God began promising this day shortly after our fall into sin. He continued to prophesy it generation after generation. Eventually, we saw the long-anticipated Messiah come to this earth. We watched his ministry. We heard his teachings. Then, we witnessed his death and resurrection. Some of the first disciples stared into the sky as Jesus ascended into heaven. Then, the wait continued.
Even as early as the first century, some believers grew nervous. Where is Christ? Is he still coming? Have we missed his return? “Do not overlook this one fact,” Peter wrote, “that with the Lord one day is as a thousand years, and a thousand years as one day. The Lord is not slow to fulfill his promise as some count slowness” (2Pe 3:8, 9). He goes on to write:
The day of the Lord will come like a thief, and then the heavens will pass away with a roar, and the heavenly bodies will be burned up and dissolved, and the earth and the works that are done on it will be exposed.
Since all these things are thus to be dissolved, what sort of people ought you to be in lives of holiness and godliness, waiting for and hastening the coming of the day of God. (2 Peter 3:10-12)
I pray we haven’t lost sight of this day—the day of God (2Pe 3:12).
I will confess there are times when I feel overwhelmed by the world around me. I’m burdened by the sin and godlessness of popular culture. I’m worried about my children’s future in a nation that may very well be experiencing the judgment of God as we speak. I wonder how bad he’ll allow things to get, and these thoughts leave me feeling anxious, afraid, and sometimes angry. I want to march in the streets and take back this country. I want to see some semblance of righteousness again.

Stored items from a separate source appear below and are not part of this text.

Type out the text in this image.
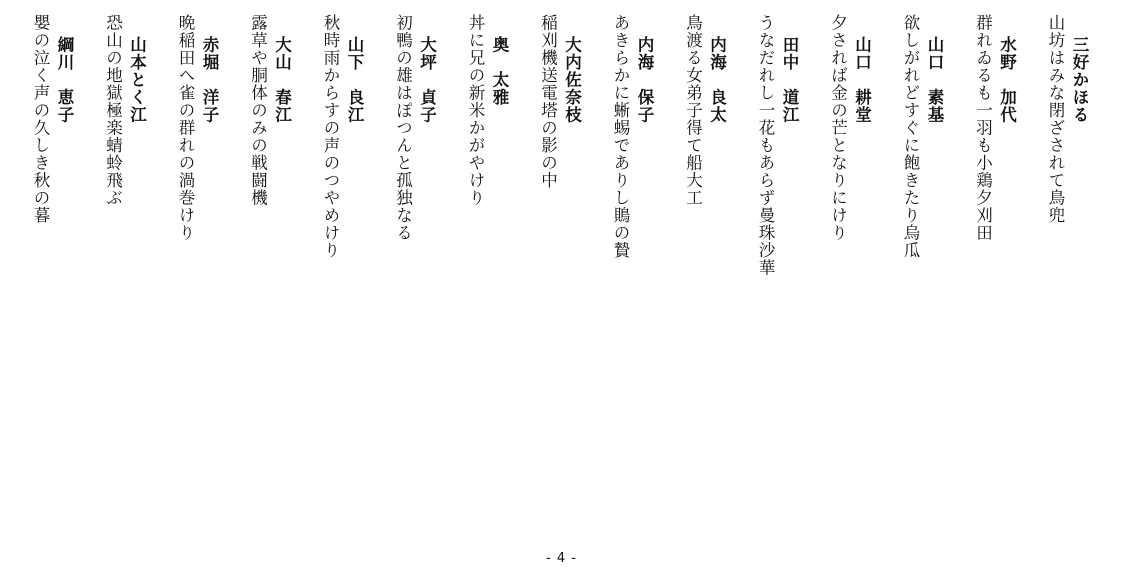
三好かほる
山坊はみな閉ざされて鳥兜
水野　加代
群れゐるも一羽も小鶏夕刈田
山口　素基
欲しがれどすぐに飽きたり烏瓜
山口　耕堂
夕されば金の芒となりにけり
田中　道江
うなだれし一花もあらず曼珠沙華
内海　良太
鳥渡る女弟子得て船大工
内海　保子
あきらかに蜥蜴でありし鵙の贄
大内佐奈枝
稲刈機送電塔の影の中
奥　太雅
丼に兄の新米かがやけり
大坪　貞子
初鴨の雄はぽつんと孤独なる
山下　良江
秋時雨からすの声のつやめけり
大山　春江
露草や胴体のみの戦闘機
赤堀　洋子
晩稲田へ雀の群れの渦巻けり
山本とく江
恐山の地獄極楽蜻蛉飛ぶ
綱川　恵子
嬰の泣く声の久しき秋の暮
- 4 -
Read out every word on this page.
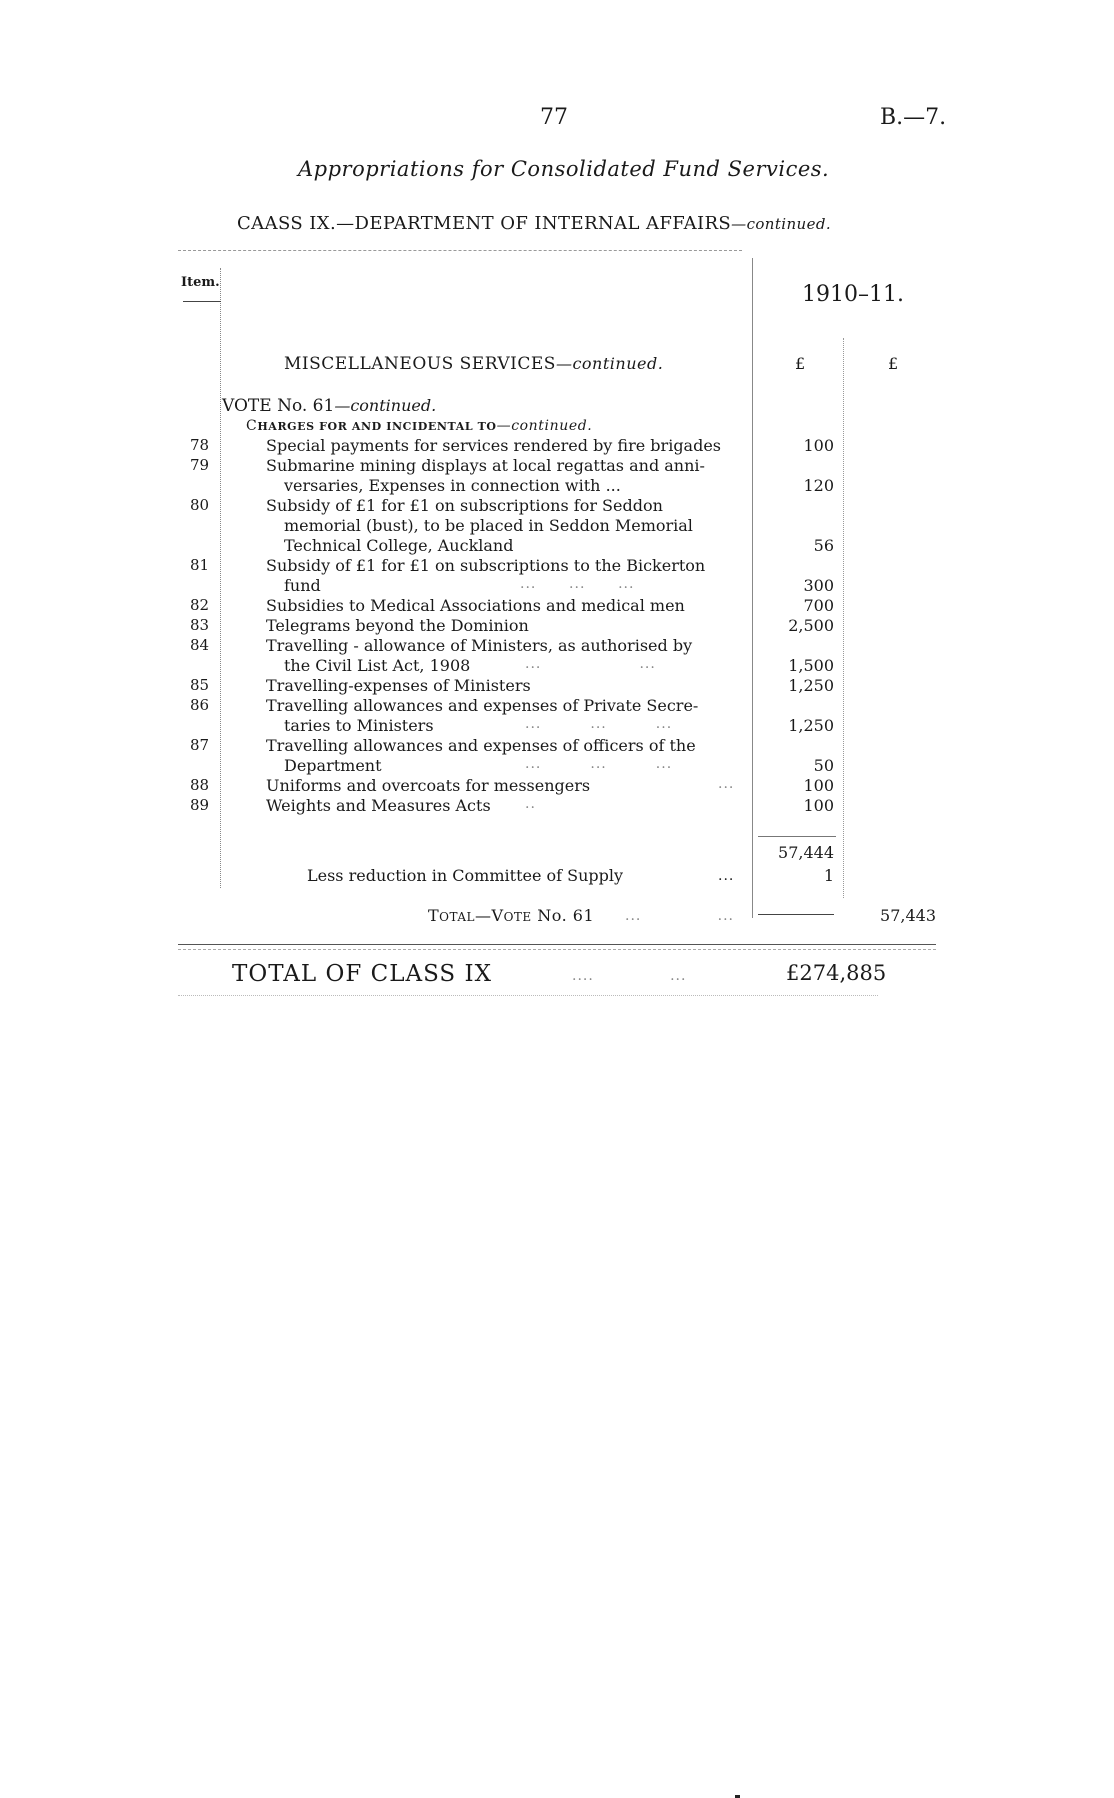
77	B.—7.
Appropriations for Consolidated Fund Services.
CAASS IX.—DEPARTMENT OF INTERNAL AFFAIRS—continued.
Item.	1910–11.
MISCELLANEOUS SERVICES—continued.	£	£
VOTE No. 61—continued.
CHARGES FOR AND INCIDENTAL TO—continued.
78	Special payments for services rendered by fire brigades	100
79	Submarine mining displays at local regattas and anni-
versaries, Expenses in connection with ...	120
80	Subsidy of £1 for £1 on subscriptions for Seddon
memorial (bust), to be placed in Seddon Memorial
Technical College, Auckland	56
81	Subsidy of £1 for £1 on subscriptions to the Bickerton
fund	...      ...      ...	300
82	Subsidies to Medical Associations and medical men	700
83	Telegrams beyond the Dominion	2,500
84	Travelling - allowance of Ministers, as authorised by
the Civil List Act, 1908	...                  ...	1,500
85	Travelling-expenses of Ministers	1,250
86	Travelling allowances and expenses of Private Secre-
taries to Ministers	...         ...         ...	1,250
87	Travelling allowances and expenses of officers of the
Department	...         ...         ...	50
88	Uniforms and overcoats for messengers	...	100
89	Weights and Measures Acts	..	100
57,444
Less reduction in Committee of Supply	...	1
TOTAL—VOTE No. 61 ...              ...	57,443
TOTAL OF CLASS IX	....              ...	£274,885
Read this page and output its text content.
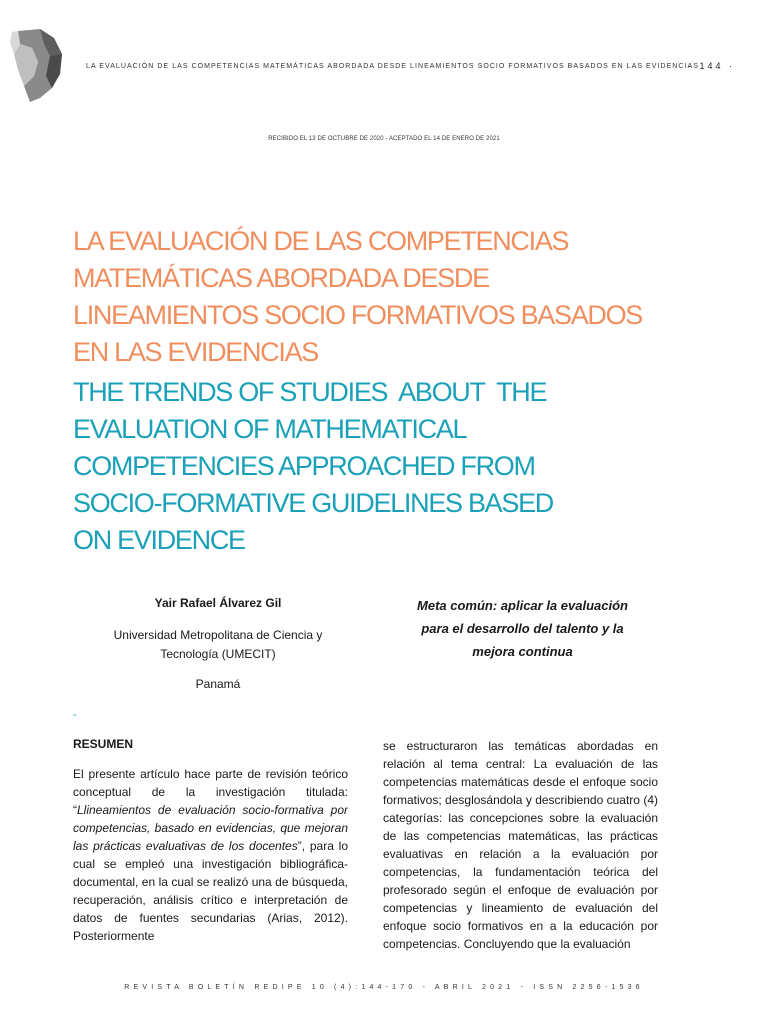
LA EVALUACIÓN DE LAS COMPETENCIAS MATEMÁTICAS ABORDADA DESDE LINEAMIENTOS SOCIO FORMATIVOS BASADOS EN LAS EVIDENCIAS
· 144 ·
RECIBIDO EL 13 DE OCTUBRE DE 2020 - ACEPTADO EL 14 DE ENERO DE 2021
LA EVALUACIÓN DE LAS COMPETENCIAS
MATEMÁTICAS ABORDADA DESDE
LINEAMIENTOS SOCIO FORMATIVOS BASADOS
EN LAS EVIDENCIAS
THE TRENDS OF STUDIES  ABOUT  THE
EVALUATION OF MATHEMATICAL
COMPETENCIES APPROACHED FROM
SOCIO-FORMATIVE GUIDELINES BASED
ON EVIDENCE
Yair Rafael Álvarez Gil
Universidad Metropolitana de Ciencia y
Tecnología (UMECIT)
Panamá
-
Meta común: aplicar la evaluación
para el desarrollo del talento y la
mejora continua
RESUMEN

El presente artículo hace parte de revisión teórico conceptual de la investigación titulada: “Llineamientos de evaluación socio-formativa por competencias, basado en evidencias, que mejoran las prácticas evaluativas de los docentes”, para lo cual se empleó una investigación bibliográfica-documental, en la cual se realizó una de búsqueda, recuperación, análisis crítico e interpretación de datos de fuentes secundarias (Arias, 2012). Posteriormente

se estructuraron las temáticas abordadas en relación al tema central: La evaluación de las competencias matemáticas desde el enfoque socio formativos; desglosándola y describiendo cuatro (4) categorías: las concepciones sobre la evaluación de las competencias matemáticas, las prácticas evaluativas en relación a la evaluación por competencias, la fundamentación teórica del profesorado según el enfoque de evaluación por competencias y lineamiento de evaluación del enfoque socio formativos en a la educación por competencias. Concluyendo que la evaluación

REVISTA BOLETÍN REDIPE 10 (4):144-170 - ABRIL 2021 - ISSN 2256-1536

But then, I look to Christ, and he reminds me that I won’t be here that long. He reminds me that my children won’t be here that long. He reminds me that I have good reason to feel a level of dissatisfaction in a fallen world that has rejected him. He reminds me that he did not die in my place so that I could be satisfied in a fallen world.
Christ has redeemed us for something more. We don’t hope for humanity to finally get its act together and engineer a utopia on earth. No, we hope for the coming Christ, who says, “Behold, I am making all things new” (Rev 21:5). Only Christ can accomplish that perfect world most of us long for in the pit of our stomachs. Only Christ can bring an end to Babylon the harlot and all of her wicked influence.
The promise, of course, is that he will.